My first thought was using it as a compatibility layer for VT100-style CLI programs. Hypothetically, if we wanted to finally replace VT100 emulation and move to some new legacy-free protocol for terminals, we would need some sort of shim for running legacy VT100 programs and displaying them in our shiny new VT-next terminal. Similar to the `vt` program from plan 9.
It looks like the use case is if you want to script the usage of a tui program. In most cases it would be best to script the operation yourself with sed rather than ht/nano. I could see this being useful for scripting internal tui tools without access to the source code.
I shared the motivating use case for why Marcin and I built this (LLM agents using terminals) in a diff comment but I’ll also expand the readme to give examples of use cases.
This is an awesome project. It aligns with what I was hoping to get out of expect for certain interactive commands but had a hard time doing. Like selenium or cypress for terminals. I could see this being valuable for end to end testing developer tooling workflows. Maybe it was me not knowing enough about expect. Looking forward to seeing what comes next!
To expand on what andyk wrote in the sibling comment:
Programs running in a terminal don't get individual components of composite key presses such as ctrl+a, shift+b, so they don't see "a with ctrl modifier" or "b with shift modifier". The modifier keys are handled by terminal emulator before sending the key's ascii value to the program, modifying the regular ascii letters appropriately. So when "a" (ascii value 0x61) is pressed while holding shift, its ascii value is ... shifted (down) by a constant 0x20, making it ascii 0x41, which represents "A". Similar with ctrl key, which shifts down the ascii value by 0x60, turning "a" into 0x01. So to send "ctrl+d" you send input with a single byte of value 0x04 ("d" ascii 0x64 minus 0x60). ht uses PTY under the hood, and this is how you send keyboard input into to a program via a PTY. This is kinda low level though, and there's definitely a possibility of implementing a high level input method in ht, which would parse string such as "<ctrl+d>" and automatically turn it into 0x04 before sending it to the process.

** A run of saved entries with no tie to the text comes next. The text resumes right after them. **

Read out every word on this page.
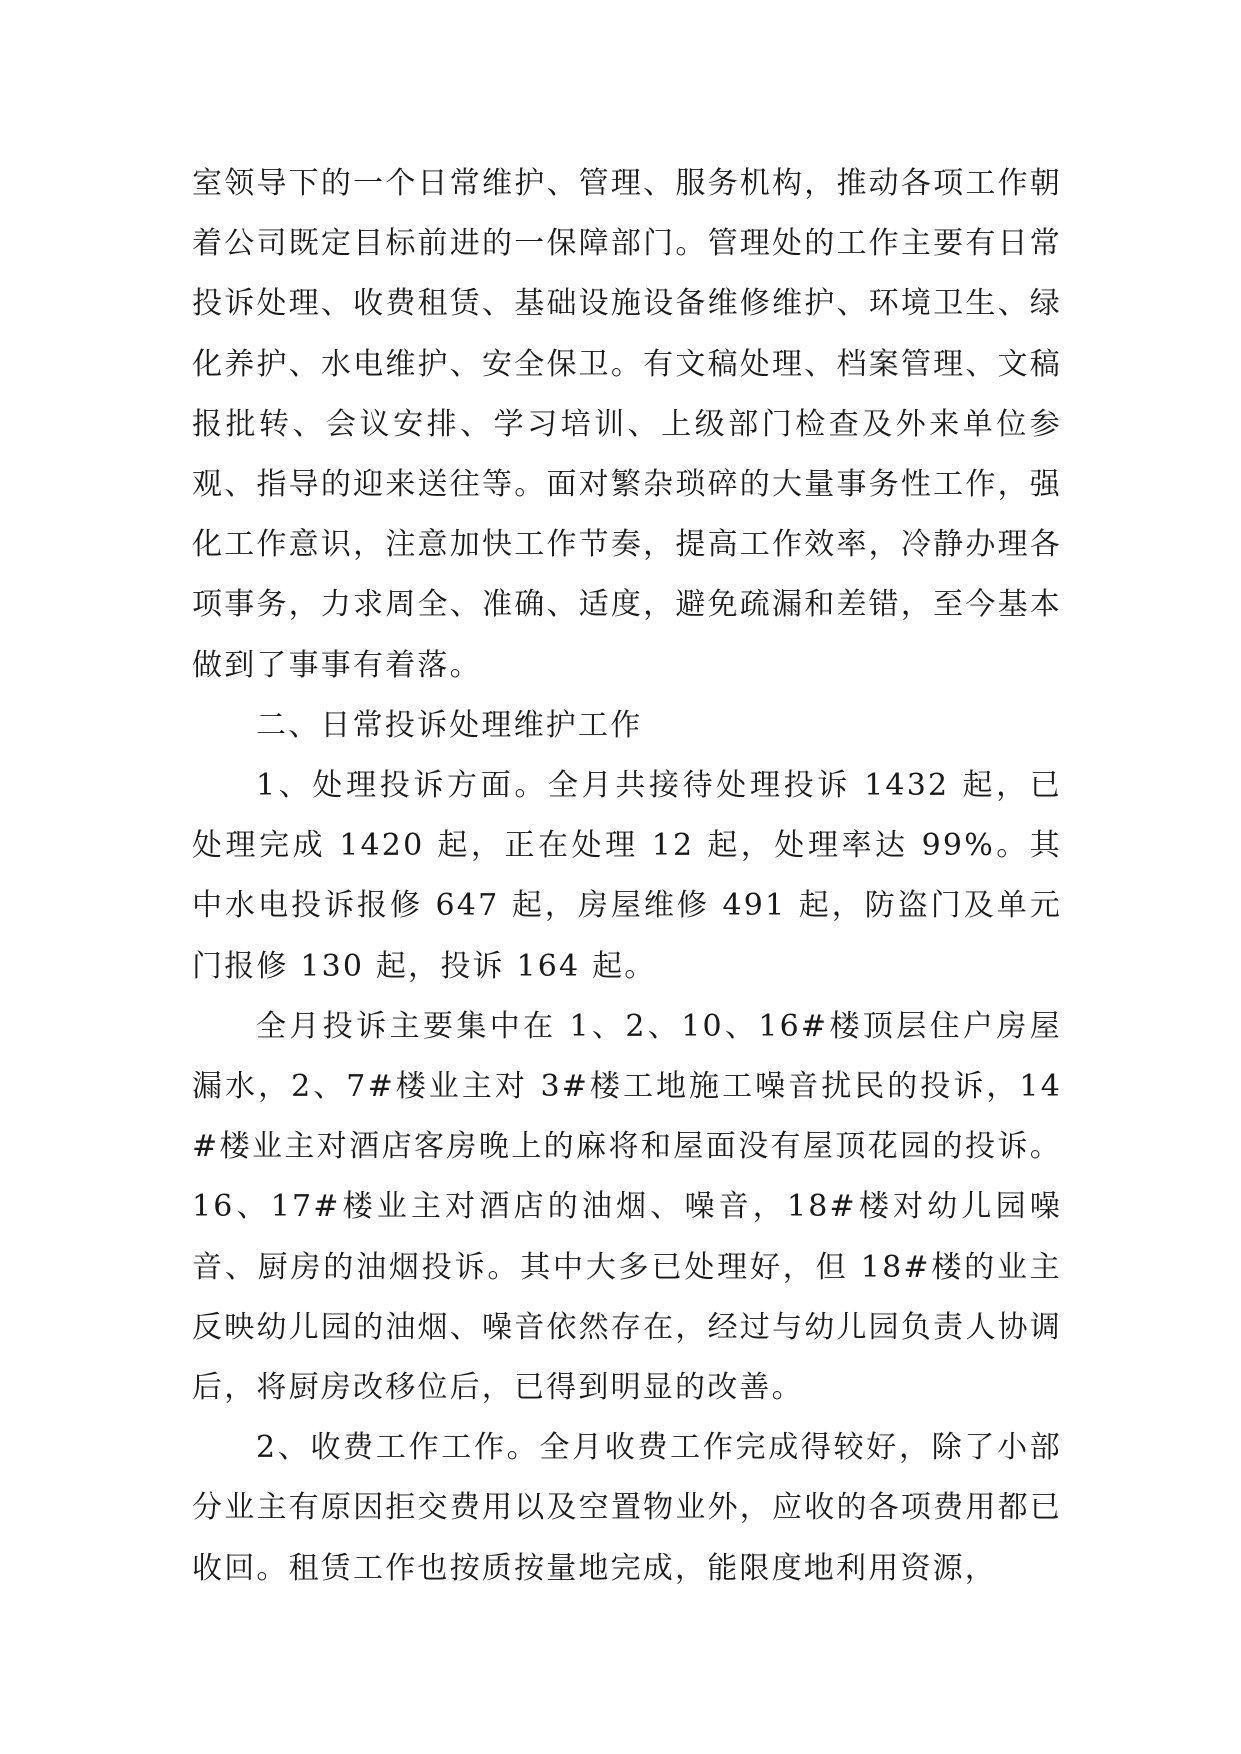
室领导下的一个日常维护、管理、服务机构，推动各项工作朝着公司既定目标前进的一保障部门。管理处的工作主要有日常投诉处理、收费租赁、基础设施设备维修维护、环境卫生、绿化养护、水电维护、安全保卫。有文稿处理、档案管理、文稿报批转、会议安排、学习培训、上级部门检查及外来单位参观、指导的迎来送往等。面对繁杂琐碎的大量事务性工作，强化工作意识，注意加快工作节奏，提高工作效率，冷静办理各项事务，力求周全、准确、适度，避免疏漏和差错，至今基本做到了事事有着落。

二、日常投诉处理维护工作

1、处理投诉方面。全月共接待处理投诉 1432 起，已处理完成 1420 起，正在处理 12 起，处理率达 99%。其中水电投诉报修 647 起，房屋维修 491 起，防盗门及单元门报修 130 起，投诉 164 起。

全月投诉主要集中在 1、2、10、16#楼顶层住户房屋漏水，2、7#楼业主对 3#楼工地施工噪音扰民的投诉，14#楼业主对酒店客房晚上的麻将和屋面没有屋顶花园的投诉。16、17#楼业主对酒店的油烟、噪音，18#楼对幼儿园噪音、厨房的油烟投诉。其中大多已处理好，但 18#楼的业主反映幼儿园的油烟、噪音依然存在，经过与幼儿园负责人协调后，将厨房改移位后，已得到明显的改善。

2、收费工作工作。全月收费工作完成得较好，除了小部分业主有原因拒交费用以及空置物业外，应收的各项费用都已收回。租赁工作也按质按量地完成，能限度地利用资源，
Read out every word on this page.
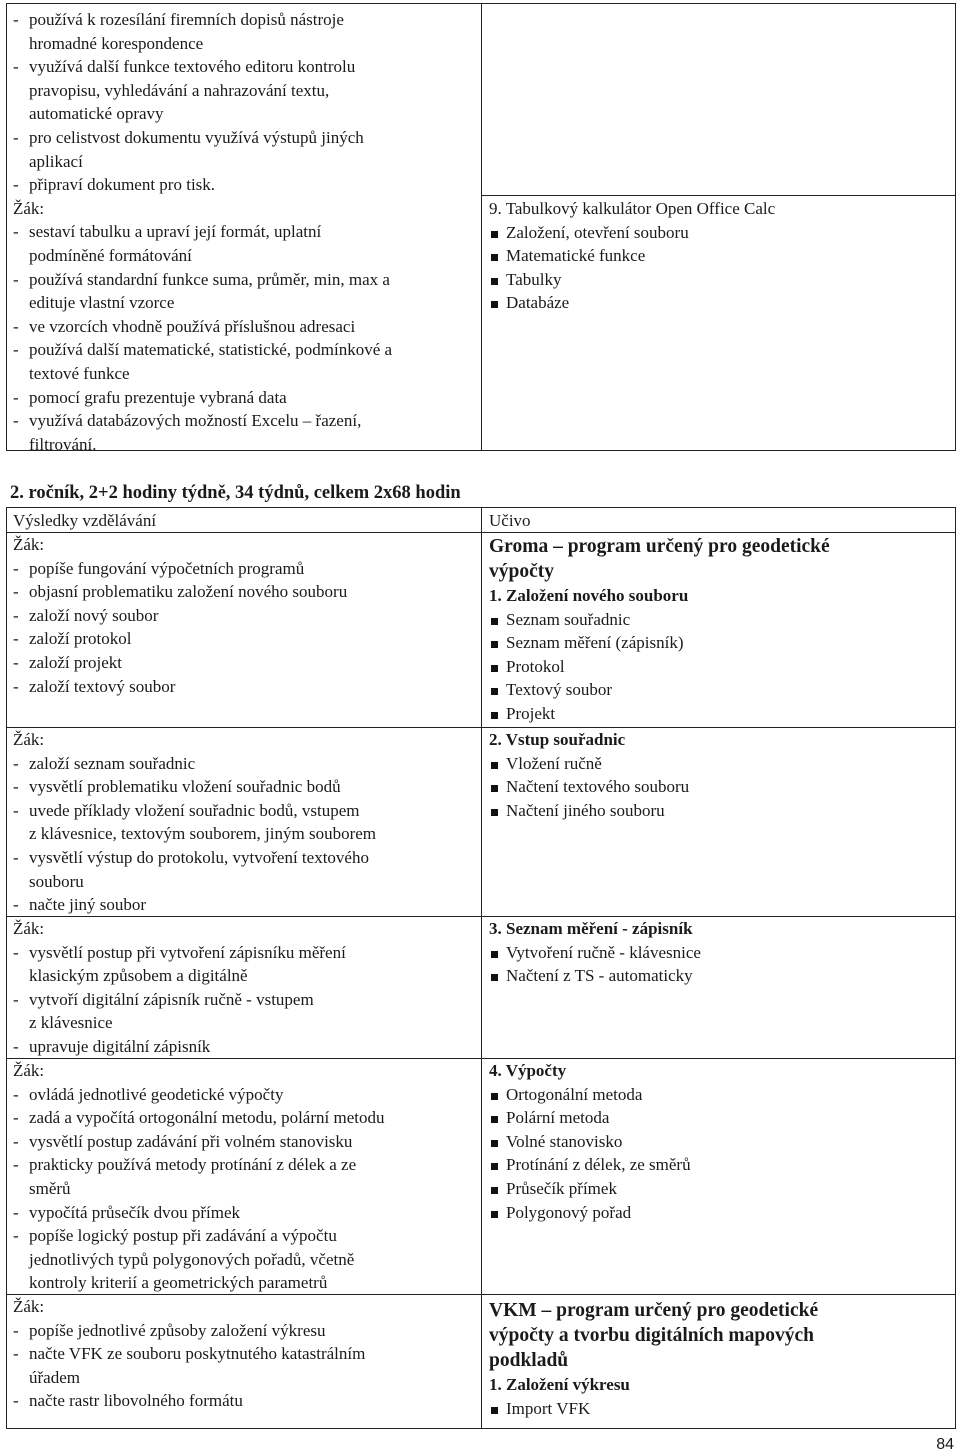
- používá k rozesílání firemních dopisů nástroje
hromadné korespondence
- využívá další funkce textového editoru kontrolu
pravopisu, vyhledávání a nahrazování textu,
automatické opravy
- pro celistvost dokumentu využívá výstupů jiných
aplikací
- připraví dokument pro tisk.
Žák:
- sestaví tabulku a upraví její formát, uplatní
podmíněné formátování
- používá standardní funkce suma, průměr, min, max a
edituje vlastní vzorce
- ve vzorcích vhodně používá příslušnou adresaci
- používá další matematické, statistické, podmínkové a
textové funkce
- pomocí grafu prezentuje vybraná data
- využívá databázových možností Excelu – řazení,
filtrování.
9. Tabulkový kalkulátor Open Office Calc
Založení, otevření souboru
Matematické funkce
Tabulky
Databáze
2. ročník, 2+2 hodiny týdně, 34 týdnů, celkem 2x68 hodin
Výsledky vzdělávání	Učivo
Žák:
- popíše fungování výpočetních programů
- objasní problematiku založení nového souboru
- založí nový soubor
- založí protokol
- založí projekt
- založí textový soubor
Groma – program určený pro geodetické
výpočty
1. Založení nového souboru
Seznam souřadnic
Seznam měření (zápisník)
Protokol
Textový soubor
Projekt
Žák:
- založí seznam souřadnic
- vysvětlí problematiku vložení souřadnic bodů
- uvede příklady vložení souřadnic bodů, vstupem
z klávesnice, textovým souborem, jiným souborem
- vysvětlí výstup do protokolu, vytvoření textového
souboru
- načte jiný soubor
2. Vstup souřadnic
Vložení ručně
Načtení textového souboru
Načtení jiného souboru
Žák:
- vysvětlí postup při vytvoření zápisníku měření
klasickým způsobem a digitálně
- vytvoří digitální zápisník ručně - vstupem
z klávesnice
- upravuje digitální zápisník
3. Seznam měření - zápisník
Vytvoření ručně - klávesnice
Načtení z TS - automaticky
Žák:
- ovládá jednotlivé geodetické výpočty
- zadá a vypočítá ortogonální metodu, polární metodu
- vysvětlí postup zadávání při volném stanovisku
- prakticky používá metody protínání z délek a ze
směrů
- vypočítá průsečík dvou přímek
- popíše logický postup při zadávání a výpočtu
jednotlivých typů polygonových pořadů, včetně
kontroly kriterií a geometrických parametrů
4. Výpočty
Ortogonální metoda
Polární metoda
Volné stanovisko
Protínání z délek, ze směrů
Průsečík přímek
Polygonový pořad
Žák:
- popíše jednotlivé způsoby založení výkresu
- načte VFK ze souboru poskytnutého katastrálním
úřadem
- načte rastr libovolného formátu
VKM – program určený pro geodetické
výpočty a tvorbu digitálních mapových
podkladů
1. Založení výkresu
Import VFK
84
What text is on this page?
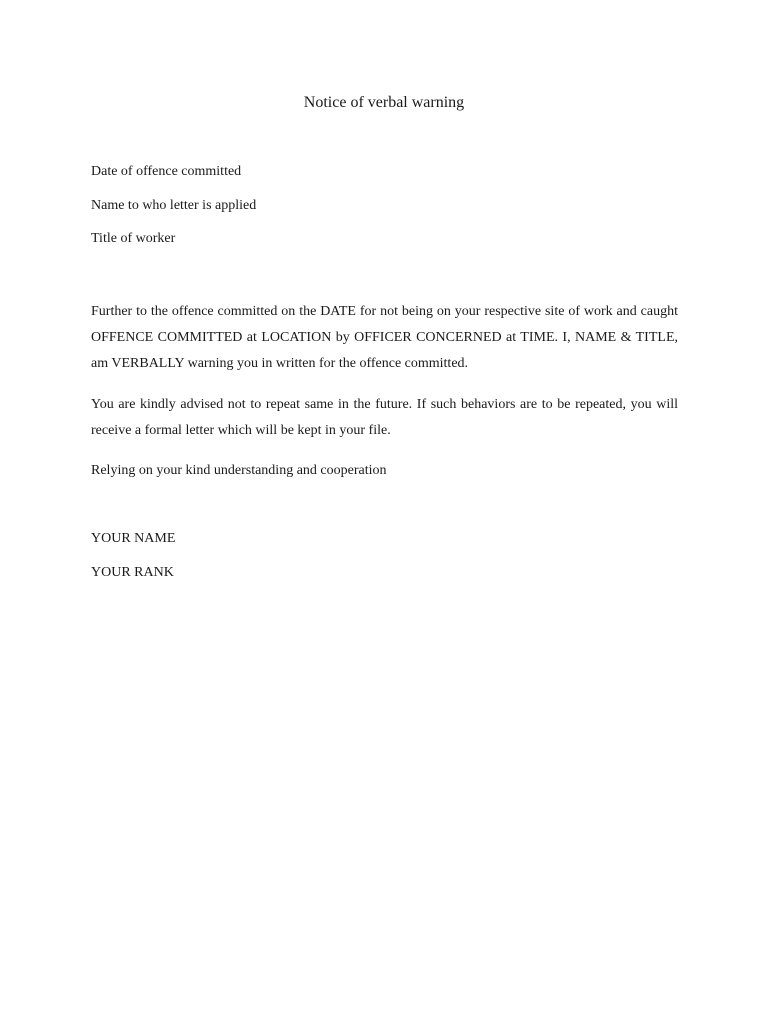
Notice of verbal warning

Date of offence committed

Name to who letter is applied

Title of worker

Further to the offence committed on the DATE for not being on your respective site of work and caught OFFENCE COMMITTED at LOCATION by OFFICER CONCERNED at TIME. I, NAME & TITLE, am VERBALLY warning you in written for the offence committed.

You are kindly advised not to repeat same in the future. If such behaviors are to be repeated, you will receive a formal letter which will be kept in your file.

Relying on your kind understanding and cooperation

YOUR NAME

YOUR RANK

In other words, the way input in ht works right now was the easiest, simplest way of implementing this to get it out the door.
The other potential goal I could imagine was automation. If that is the case, I would recommend the author to make that more clear in the examples and also to describe it in relation to `expect`, which would probably be my go to tool for such use cases.
Whatever the case it does look like a fun project, even if I don’t see any cases where it would be the right tool for the job.